Schubert: The Hyperion Schubert Edition, Vol. 29 – Marjana Lipovšek
CDJ33029 Archive Service; also available on CDS44201/40
God moves in mysterious ways, and a feature of this song is the subtlety of the harmonies which gently shift beneath its surface, which is to say in the searching progress of the inner voices which glide into every chromatic nook and cranny. This is apparent from the Vorspiel where the top and bottom notes of the chords are in unison two octaves apart but where the alto and tenor voices of the hymn-like chords add ethereal and piquant accidentals which immediately suggest an improvisation where the organist’s fingers are searching for that elusive lost chord, key to the ‘great Amen’. The harmonic changes that occur under ‘Still wird die Sehnsucht wach’ (the word ‘wird’ is elongated to five beats) are remarkably illustrative of the stirrings of the deepest aspirations of the soul. (This passage works much less well with the words of the subsequent verses.)
There is a great temptation for many performers to take this song too slowly; although marked ‘Langsam’, it seems lugubrious and endless when three slow crotchets are deliberately measured out in each bar. The breath and air mentioned in the song are fluid mediums, and despite its rather solid look on the printed page this song can also be surprisingly fluid if not bogged down in portentousness. The spirit of the words calls for a celestial dance, and a gliding dotted minim counted more or less one-in-a-bar. The loping gait of the music (for this is one of Schubert’s moto perpetuo songs where everything is dominated by one rhythm) is quite hypnotic if a tempo is found which enables the singer to negotiate the long phrases without sounding laboured.
Himmelsfunken has always been known in the key of G major. It was first published as such by Diabelli (and thus by Friedländer in the Peters Edition). Mandyczewski in the Gesamtausgabe also published the song in G major, and the first edition of the Deutsch catalogue also lists the song in this key. The second edition of Deutsch chooses, however, to follow the tonality of a copy of the song made by Schubert’s brother Ferdinand. This is in B flat, and this version of Himmelsfunken has recently (1996) been published in Volume 12 of the song series of the Neue Schubert Ausgabe. In this key, a minor third higher, the song seems light and ethereal and more closely related to the visionary Mayrhofer setting Die Sternennächte which was composed in the same period. The editors of this new edition point out that it is possible that Schubert envisaged that only the first verse of the poem should be performed. If this were so it would explain why only this strophe seems perfectly tailored to the music (in later verses long note-values fall on obviously inessential words like ‘zu’ and ‘wie’).

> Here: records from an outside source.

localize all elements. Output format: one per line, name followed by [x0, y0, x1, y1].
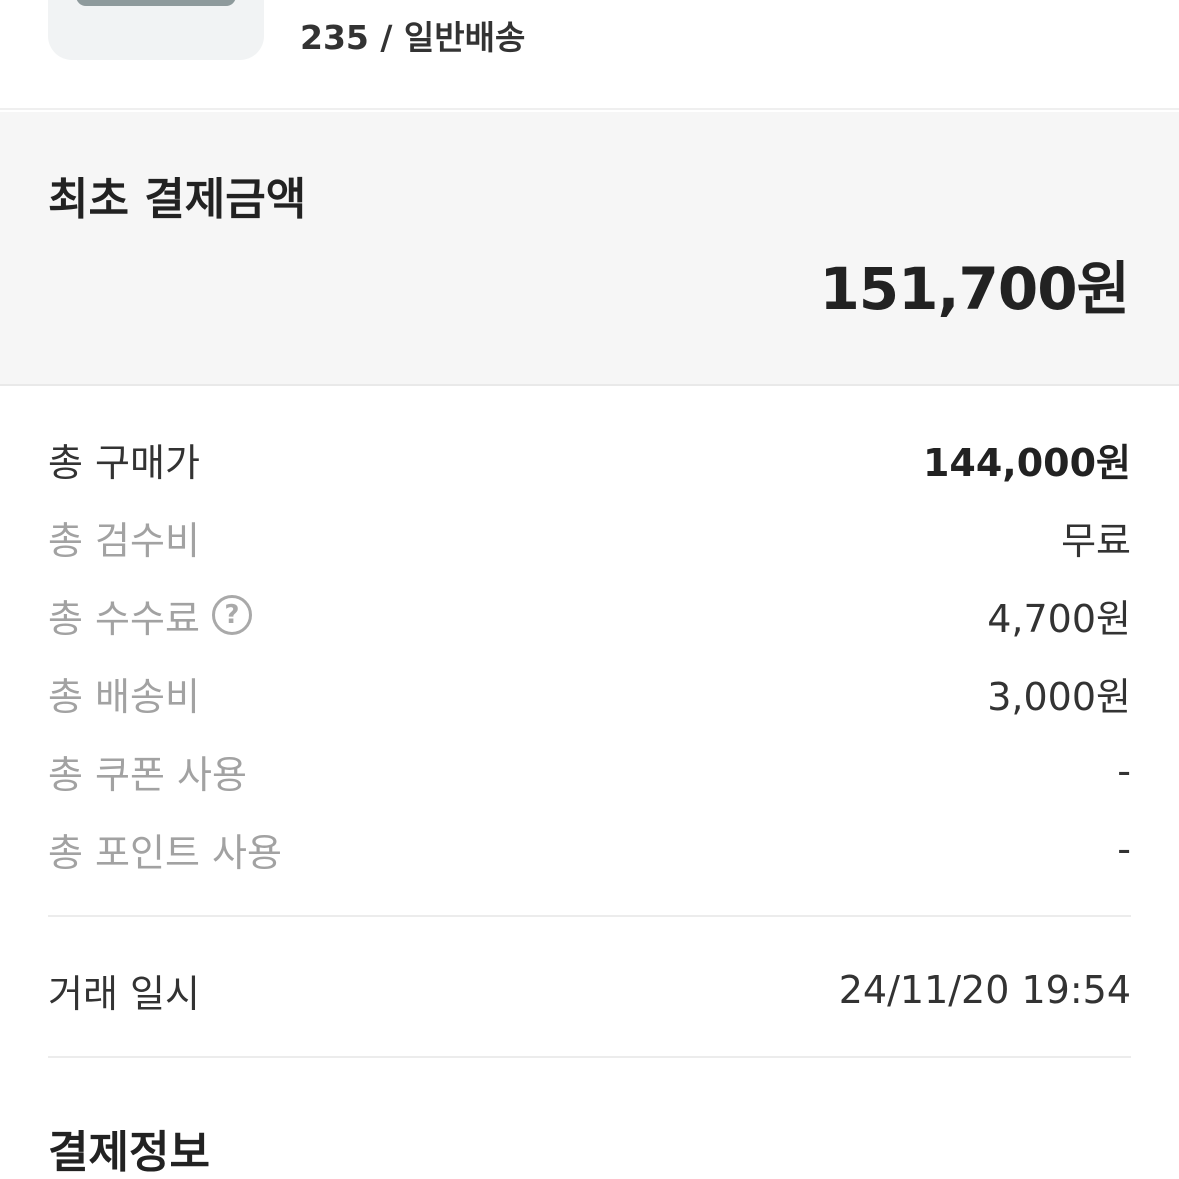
payment-info-title: 결제정보 — [48, 1127, 210, 1178]
total-shipping-fee-value: 3,000원 — [987, 674, 1131, 719]
total-inspection-fee-value: 무료 — [1061, 518, 1131, 563]
total-commission-label: 총 수수료 — [48, 596, 200, 641]
price-breakdown: 총 구매가 144,000원 총 검수비 무료 총 수수료 ? 4,700원 총… — [48, 420, 1131, 888]
transaction-datetime-row: 거래 일시 24/11/20 19:54 — [48, 950, 1131, 1030]
total-commission-row: 총 수수료 ? 4,700원 — [48, 576, 1131, 654]
total-commission-label-wrap: 총 수수료 ? — [48, 588, 252, 643]
transaction-datetime-value: 24/11/20 19:54 — [838, 968, 1131, 1012]
total-commission-value: 4,700원 — [987, 596, 1131, 641]
order-detail-page: 235 / 일반배송 최초 결제금액 151,700원 총 구매가 144,00… — [0, 0, 1179, 1179]
product-summary: 235 / 일반배송 — [0, 0, 1179, 110]
total-shipping-fee-label: 총 배송비 — [48, 674, 200, 719]
divider — [48, 1056, 1131, 1058]
total-purchase-price-row: 총 구매가 144,000원 — [48, 420, 1131, 498]
total-points-value: - — [1117, 827, 1131, 871]
help-icon[interactable]: ? — [211, 595, 252, 635]
initial-payment-amount: 151,700원 — [819, 255, 1130, 323]
total-coupon-row: 총 쿠폰 사용 - — [48, 732, 1131, 810]
shoe-image — [76, 0, 236, 6]
total-purchase-price-label: 총 구매가 — [48, 440, 200, 485]
total-shipping-fee-row: 총 배송비 3,000원 — [48, 654, 1131, 732]
total-purchase-price-value: 144,000원 — [922, 440, 1131, 485]
initial-payment-section: 최초 결제금액 151,700원 — [0, 112, 1179, 386]
product-option: 235 / 일반배송 — [300, 18, 526, 57]
initial-payment-title: 최초 결제금액 — [48, 174, 307, 225]
total-points-row: 총 포인트 사용 - — [48, 810, 1131, 888]
total-inspection-fee-label: 총 검수비 — [48, 518, 200, 563]
transaction-datetime-label: 거래 일시 — [48, 971, 200, 1016]
product-thumbnail[interactable] — [48, 0, 264, 60]
divider — [48, 915, 1131, 917]
total-coupon-label: 총 쿠폰 사용 — [48, 752, 247, 797]
total-points-label: 총 포인트 사용 — [48, 830, 282, 875]
total-inspection-fee-row: 총 검수비 무료 — [48, 498, 1131, 576]
total-coupon-value: - — [1117, 749, 1131, 793]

Johann Silbert was born in Kolmar in Alsace and studied in Mainz. He spent some years as a high-school teacher in the Hungarian towns of Klausenberg and Kronstadt, but he moved to Vienna where he was Professor of French at the Polytechnisches Institut. He was an avid theologian and a friend of the celebrated Redemptorist pastor Clemens Maria Hofbauer who was canonized at the beginning of the twentieth century as Patron Saint of Vienna. Indeed, at the time that Silbert wrote the collection entitled Die heilige Lyra (from which Schubert chose his two settings) Hofbauer was coming to the end of his life, having established his own monastery. Silbert was obviously a devout follower of Hofbauer and one of a large number of essentially amateur poets who elaborated at length on religious issues popular with the reading public. It is likely that the Bildung circle, of which Schubert was a part, discussed recently-published books, and that Silbert’s collection (essentially modest in comparison to the ground-breaking writings of Novalis) came to the composer’s notice in this way.